Half-way between my apartment and the market is a big empty lot. The only way it’s changed in the three years I’ve lived here is a cyclical sprouting and withering of its weeds, I think in rhythm with the applications of RAT POISON (CAUTION!) announced on signs on the fence. When I walk by with my little canvas bag of my little local vegetables with their local bits of local dirt still clinging on, I always wish the space were a community garden. I don’t know if the RAT POISON irrevocably poisons the ground, but also I’ve never done the three or so Google searches it’d take to see how people transform empty lots into gardens. I’m sure there are people or organizations who do this sort of thing, I wouldn’t even have to figure it out. I imagine my plot adjacent to that of a young Dominican mother, her fat baby babbling Spanish in the sun as we tend our plants.
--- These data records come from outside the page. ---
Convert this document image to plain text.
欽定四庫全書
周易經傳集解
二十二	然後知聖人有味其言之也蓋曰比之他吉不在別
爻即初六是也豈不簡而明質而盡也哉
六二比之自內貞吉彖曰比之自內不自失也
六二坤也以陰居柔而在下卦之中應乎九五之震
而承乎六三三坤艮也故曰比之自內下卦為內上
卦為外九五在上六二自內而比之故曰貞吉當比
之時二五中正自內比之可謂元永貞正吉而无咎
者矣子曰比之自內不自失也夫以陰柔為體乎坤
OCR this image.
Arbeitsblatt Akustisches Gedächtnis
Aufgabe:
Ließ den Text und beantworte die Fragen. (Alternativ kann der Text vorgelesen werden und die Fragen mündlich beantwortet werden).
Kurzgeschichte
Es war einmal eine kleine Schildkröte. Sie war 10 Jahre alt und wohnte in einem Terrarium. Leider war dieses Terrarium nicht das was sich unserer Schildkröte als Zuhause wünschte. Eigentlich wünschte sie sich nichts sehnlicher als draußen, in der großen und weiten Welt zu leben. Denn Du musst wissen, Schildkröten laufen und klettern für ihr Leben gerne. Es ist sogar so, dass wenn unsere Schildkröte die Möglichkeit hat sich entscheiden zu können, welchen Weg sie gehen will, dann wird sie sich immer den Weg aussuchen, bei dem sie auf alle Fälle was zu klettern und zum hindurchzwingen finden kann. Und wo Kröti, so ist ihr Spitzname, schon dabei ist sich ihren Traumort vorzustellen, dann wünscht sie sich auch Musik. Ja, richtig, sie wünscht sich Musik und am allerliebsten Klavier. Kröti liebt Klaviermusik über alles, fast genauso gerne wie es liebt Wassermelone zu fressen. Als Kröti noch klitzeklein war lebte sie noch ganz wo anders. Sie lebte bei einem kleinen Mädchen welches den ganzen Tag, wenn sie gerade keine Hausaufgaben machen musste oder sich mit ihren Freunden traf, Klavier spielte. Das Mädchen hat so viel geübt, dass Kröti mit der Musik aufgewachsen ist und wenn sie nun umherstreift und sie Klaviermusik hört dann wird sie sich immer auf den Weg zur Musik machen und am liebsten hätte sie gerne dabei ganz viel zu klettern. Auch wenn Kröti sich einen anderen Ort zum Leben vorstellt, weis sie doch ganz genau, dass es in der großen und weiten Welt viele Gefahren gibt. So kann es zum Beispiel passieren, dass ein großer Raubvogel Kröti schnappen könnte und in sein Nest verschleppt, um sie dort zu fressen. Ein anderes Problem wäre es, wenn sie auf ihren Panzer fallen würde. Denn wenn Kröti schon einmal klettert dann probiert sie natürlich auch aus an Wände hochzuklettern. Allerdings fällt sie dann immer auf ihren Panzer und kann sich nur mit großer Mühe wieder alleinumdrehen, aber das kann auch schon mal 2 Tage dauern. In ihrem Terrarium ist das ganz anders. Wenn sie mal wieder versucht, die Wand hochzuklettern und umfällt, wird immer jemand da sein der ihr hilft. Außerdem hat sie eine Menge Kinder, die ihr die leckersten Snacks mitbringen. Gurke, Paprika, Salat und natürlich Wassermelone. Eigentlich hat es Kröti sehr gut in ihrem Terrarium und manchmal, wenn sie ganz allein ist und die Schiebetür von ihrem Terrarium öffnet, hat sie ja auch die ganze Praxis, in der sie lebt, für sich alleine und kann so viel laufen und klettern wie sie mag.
We’ll coax food from dirt and light and water, sweet summer tomatoes and cilantro at least. (I had a pot of herbs two summers ago that I killed for lack of light.)

This week the lot’s covered in the most pristine snow left in the city, though someone’s crept through a snag in the fencing to stamp their footprints around. In the summer I’ll sometimes see a stray cat strolling through the weedy shoots, and it’ll stop and eye me before moving on through the grass. I don’t know if the RAT POISON signs are empty threats, or what.

Jaime Green definitely does not ever get Cheetos from the vending machine at work.